# Plane crash in the river



## sunny91 (Feb 14, 2008)

Stunt going wrong...

Sunny


----------



## Wayne Little (Feb 15, 2008)

OOPs! was the pilot ok?


----------



## sunny91 (Feb 15, 2008)

I don't know, no information..

Sunny


----------



## ccheese (Feb 15, 2008)

There is a flag, or something, in the way, so you don't see the initial impact.
Probably snagged a wing tip..

Good vid, Sunny...

Charles


----------



## FLYBOYJ (Feb 15, 2008)

Low level aerobatics outside an airport environment - not good!


----------



## sunny91 (Feb 15, 2008)

I have found this maybe it is this crash..

Stunt plane crash

With his wife and three children among the thousands watching in horror, and with KDKA-TV's cameras rolling, a stunt pilot performing at the Three Rivers Regatta on Aug. 4, 1996, lost control of his biplane and plunged nose-first into the Ohio River by the Carnegie Science Center.

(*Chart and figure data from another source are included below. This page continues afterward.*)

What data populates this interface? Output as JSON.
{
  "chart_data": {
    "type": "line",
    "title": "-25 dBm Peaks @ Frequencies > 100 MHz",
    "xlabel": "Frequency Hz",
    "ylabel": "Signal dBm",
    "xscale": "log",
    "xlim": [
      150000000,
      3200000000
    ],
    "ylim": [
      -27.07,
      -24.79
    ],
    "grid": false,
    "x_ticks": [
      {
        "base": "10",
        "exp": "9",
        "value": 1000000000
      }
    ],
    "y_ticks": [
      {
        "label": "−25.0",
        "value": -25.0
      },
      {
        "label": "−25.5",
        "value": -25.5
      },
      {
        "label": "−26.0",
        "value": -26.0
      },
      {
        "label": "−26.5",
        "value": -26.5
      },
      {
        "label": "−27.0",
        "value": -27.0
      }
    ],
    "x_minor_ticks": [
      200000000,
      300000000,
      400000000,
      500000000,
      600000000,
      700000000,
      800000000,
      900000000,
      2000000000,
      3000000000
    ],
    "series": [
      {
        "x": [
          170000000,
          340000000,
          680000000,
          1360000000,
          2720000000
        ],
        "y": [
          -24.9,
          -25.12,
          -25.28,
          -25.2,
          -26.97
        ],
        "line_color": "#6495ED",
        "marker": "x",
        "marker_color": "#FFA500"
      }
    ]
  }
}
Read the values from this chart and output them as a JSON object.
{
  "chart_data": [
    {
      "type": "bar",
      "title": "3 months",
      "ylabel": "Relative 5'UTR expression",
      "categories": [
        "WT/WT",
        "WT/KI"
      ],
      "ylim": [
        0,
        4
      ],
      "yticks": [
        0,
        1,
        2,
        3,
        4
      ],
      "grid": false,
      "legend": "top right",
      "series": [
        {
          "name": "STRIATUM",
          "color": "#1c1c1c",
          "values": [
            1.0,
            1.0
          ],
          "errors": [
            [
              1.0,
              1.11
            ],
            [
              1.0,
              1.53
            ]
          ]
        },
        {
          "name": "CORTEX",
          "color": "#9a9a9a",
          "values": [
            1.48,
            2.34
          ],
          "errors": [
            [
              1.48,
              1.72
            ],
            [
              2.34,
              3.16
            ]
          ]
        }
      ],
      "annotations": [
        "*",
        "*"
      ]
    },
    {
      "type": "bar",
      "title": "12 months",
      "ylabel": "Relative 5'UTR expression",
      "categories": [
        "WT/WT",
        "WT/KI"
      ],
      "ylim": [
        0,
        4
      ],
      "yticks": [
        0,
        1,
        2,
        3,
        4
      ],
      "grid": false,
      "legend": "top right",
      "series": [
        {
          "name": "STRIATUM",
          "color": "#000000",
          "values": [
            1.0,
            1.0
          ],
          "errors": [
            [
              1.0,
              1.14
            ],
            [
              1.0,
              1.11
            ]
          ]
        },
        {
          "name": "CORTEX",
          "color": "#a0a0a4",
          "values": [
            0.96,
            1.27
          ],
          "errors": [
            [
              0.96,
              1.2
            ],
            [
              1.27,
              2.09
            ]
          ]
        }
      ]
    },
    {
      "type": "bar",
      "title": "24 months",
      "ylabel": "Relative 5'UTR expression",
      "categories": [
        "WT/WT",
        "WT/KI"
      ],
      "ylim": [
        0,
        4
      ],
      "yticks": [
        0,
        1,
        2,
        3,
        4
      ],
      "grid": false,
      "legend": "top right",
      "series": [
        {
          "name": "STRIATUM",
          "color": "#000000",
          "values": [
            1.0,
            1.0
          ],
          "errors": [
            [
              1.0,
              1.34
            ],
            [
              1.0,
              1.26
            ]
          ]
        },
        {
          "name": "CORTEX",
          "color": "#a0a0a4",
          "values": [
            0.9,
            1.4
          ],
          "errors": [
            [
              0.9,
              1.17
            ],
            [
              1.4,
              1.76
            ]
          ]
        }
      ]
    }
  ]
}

The body of the pilot, Clancy Speal, 43, of New Alexandria, Westmoreland County, was recovered two days later. He had flown more than 1,200 hours at air shows.

Cracks at the base of one of the plane’s wings were thought to have contributed to the crash. 


Sunny.


----------



## Matt308 (Feb 15, 2008)

Hmm... a catastrophic airframe failure. Wouldn't have guessed that one. I'm a bit dubious.


----------



## sunny91 (Feb 16, 2008)

I think i have the good one..
It is in kärnten the 07 july 2006.


Sunny


----------



## johnbr (Feb 16, 2008)

He was a Little to low.


----------



## racerguy00 (Aug 25, 2008)

Same type of aircraft but not Speal's crash. I was there when that one happened. The wings on the plane folded up at few hundred feet of altitude and it went straight into the water like a dart.


----------



## lesofprimus (Aug 25, 2008)

Ouch is all I can say......


----------



## timshatz (Aug 25, 2008)

Same crash, two different versions. Definitely not the three rivers crash. Looked like a Pitts.


----------



## Gnomey (Aug 25, 2008)

lesofprimus said:


> Ouch is all I can say......



Ouch about sums that one up. Certainly was going to hurt a lot.


----------



## 109ROAMING (Aug 26, 2008)

Thanks Sunny for the vids


----------